Дзётаро тянул Оцу за руку, пытаясь поднять ее. Рукав кимоно был мокрым от слез.

– Ты плачешь?

– Спрячься за повозку, прошу тебя!

– Почему?

– Прячься и не спрашивай.

– Но ведь… – Дзётаро не скрывал досаду. – В женщинах есть ненавистное мне. Их поведение совершенно бессмысленно. Ты твердила, что хочешь увидеть Мусаси, и пролила море слез из-за него. Сейчас, когда он в двух шагах, ты прячешься. Даже меня заставляешь таиться. Чем не забава! Ха! Даже не смешно!

Слова жгли, как удары хлыста. Подняв на мальчика опухшие от слез глаза, Оцу промолвила:

– Пожалуйста, не говори так. Умоляю! Не будь и ты жесток со мной.

– Жесток? Что же я такого сделал?

– Прошу, помолчи. Пригнись, чтобы тебя не увидели.
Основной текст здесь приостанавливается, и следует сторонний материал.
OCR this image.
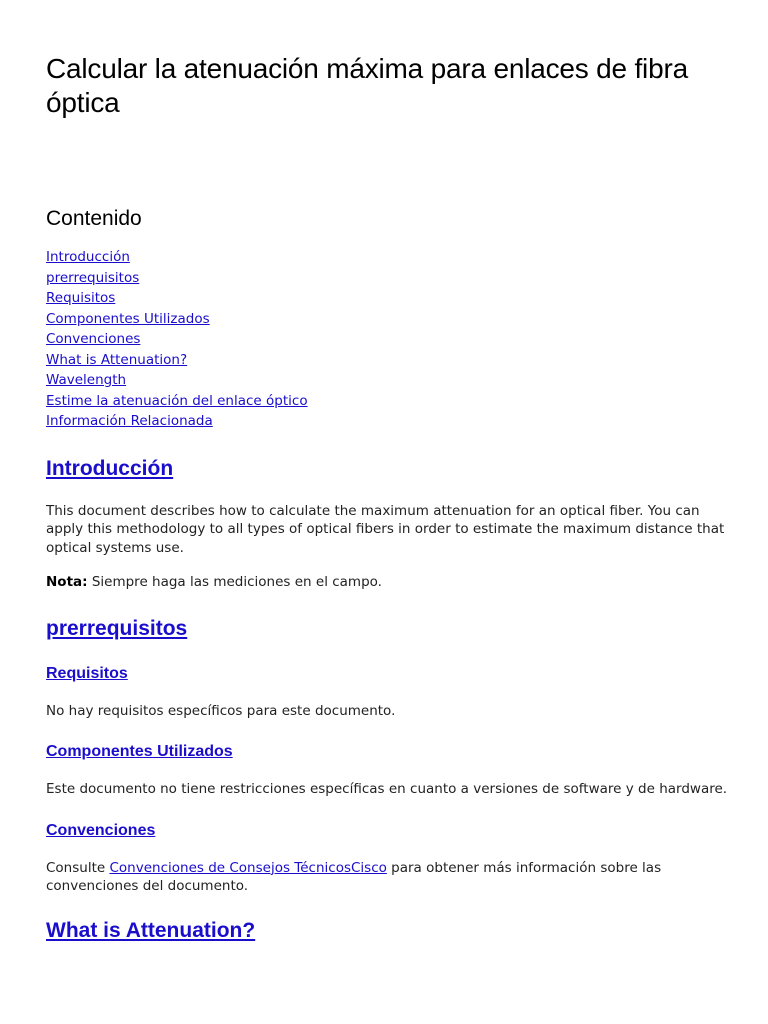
Calcular la atenuación máxima para enlaces de fibra óptica
Contenido
Introducción
prerrequisitos
Requisitos
Componentes Utilizados
Convenciones
What is Attenuation?
Wavelength
Estime la atenuación del enlace óptico
Información Relacionada
Introducción

This document describes how to calculate the maximum attenuation for an optical fiber. You can apply this methodology to all types of optical fibers in order to estimate the maximum distance that optical systems use.

Nota: Siempre haga las mediciones en el campo.

prerrequisitos
Requisitos

No hay requisitos específicos para este documento.

Componentes Utilizados

Este documento no tiene restricciones específicas en cuanto a versiones de software y de hardware.

Convenciones

Consulte Convenciones de Consejos TécnicosCisco para obtener más información sobre las convenciones del documento.

What is Attenuation?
– Не могу. Везде навоз. Кстати, слышала поговорку: над плачущим в Новый год смеются даже вороны.

– Какая разница. Я просто…

– Давай я буду смеяться. Как тот самурай у ивы. Хохотать над тобой. Первый повод для смеха в Новом году. Согласна?

– Да. Смейся сколько угодно!

– Не могу, – произнес Дзётаро, вытирая нос. – Готов спорить, что знаю причину твоих слез. Ты ревнуешь Мусаси к той женщине.

– Это… ты ошибаешься!

– Именно так. Я знаю. Они меня самого разозлили. Ты должна поговорить с Мусаси. Надо же выяснить, в чем дело.
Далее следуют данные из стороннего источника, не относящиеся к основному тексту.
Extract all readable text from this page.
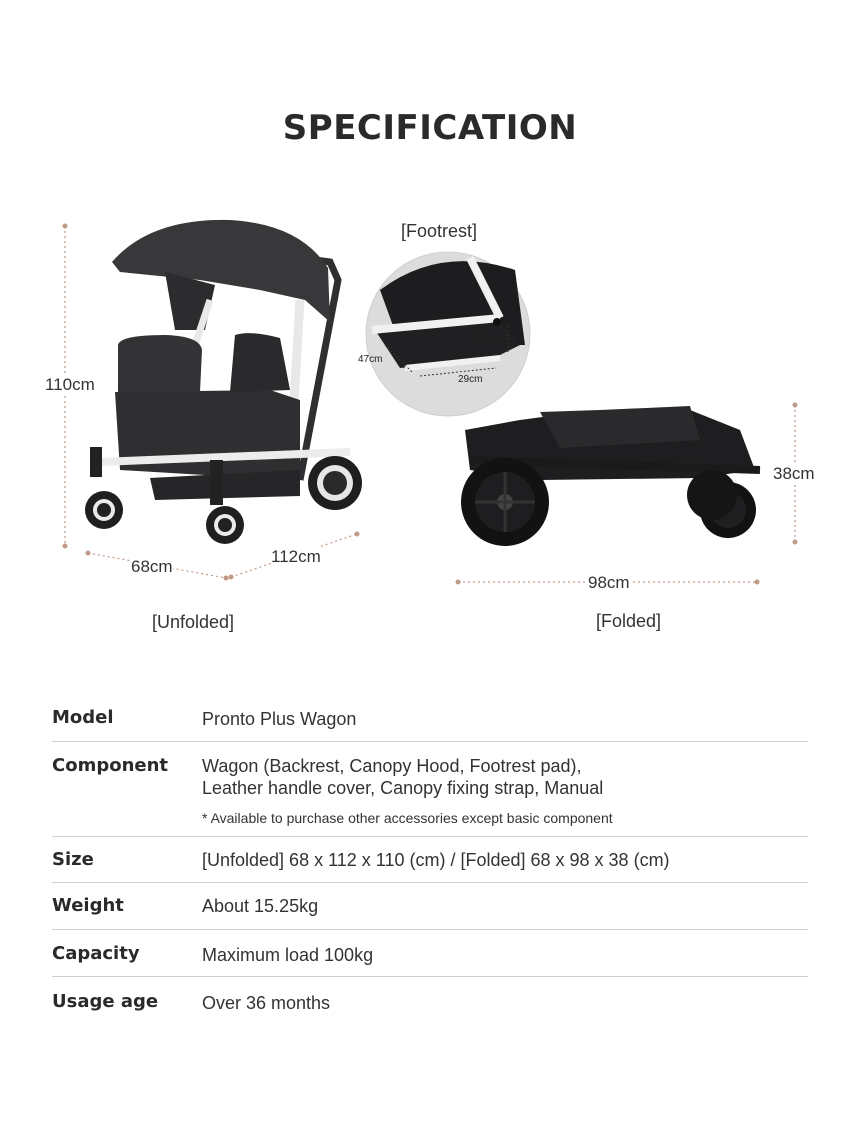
SPECIFICATION
110cm
68cm
112cm
98cm
38cm
29cm
47cm
12cm
[Footrest]
[Unfolded]	[Folded]
Model	Pronto Plus Wagon
Component	Wagon (Backrest, Canopy Hood, Footrest pad),
Leather handle cover, Canopy fixing strap, Manual
* Available to purchase other accessories except basic component
Size	[Unfolded] 68 x 112 x 110 (cm) / [Folded] 68 x 98 x 38 (cm)
Weight	About 15.25kg
Capacity	Maximum load 100kg
Usage age	Over 36 months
Оцу не хотела выходить из укрытия, но Дзётаро настойчиво тянул ее, и ей пришлось уступить.

– Мне больно! – закричала она. – Не вредничай! Тебе не понять, каково мне сейчас.

– Знаю. Вне себя от ревности.

– Это не просто ревность.

– Хватит слов. Пошли!

Оцу и Дзётаро вышли из-за повозки. Оцу упиралась, Дзётаро тянул ее за собой.

– Смотри! – воскликнул он. – Акэми уже нет.

– Акэми? О ком ты?

– Девушка, с которой разговаривал Мусаси… Ой, Мусаси уходит! Если мы его не перехватим, он исчезнет!

Дзётаро, выпустив руку Оцу, помчался к мосту.

– Подожди! – крикнула Оцу, торопливо оглядываясь, чтобы удостовериться в отсутствии Акэми. Она почувствовала огромное облегчение, не увидев соперницу. Морщинка между бровями исчезла. Оцу, нырнув за повозку, вытерла глаза, пригладила волосы и расправила кимоно.

– Не копайся, Оцу! – нетерпеливо окликнул Дзётаро. – Мусаси спустился к реке. Не время наводить красоту!

– Где он?

– На берегу! Странно, почему он туда направился?

Они добежали до конца моста. Дзётаро, непрестанно извиняясь, бойко растолкал толпу и пробился к перилам.

Мусаси стоял перед лодкой, в которой дергалась Осуги, пытавшаяся освободиться от веревок.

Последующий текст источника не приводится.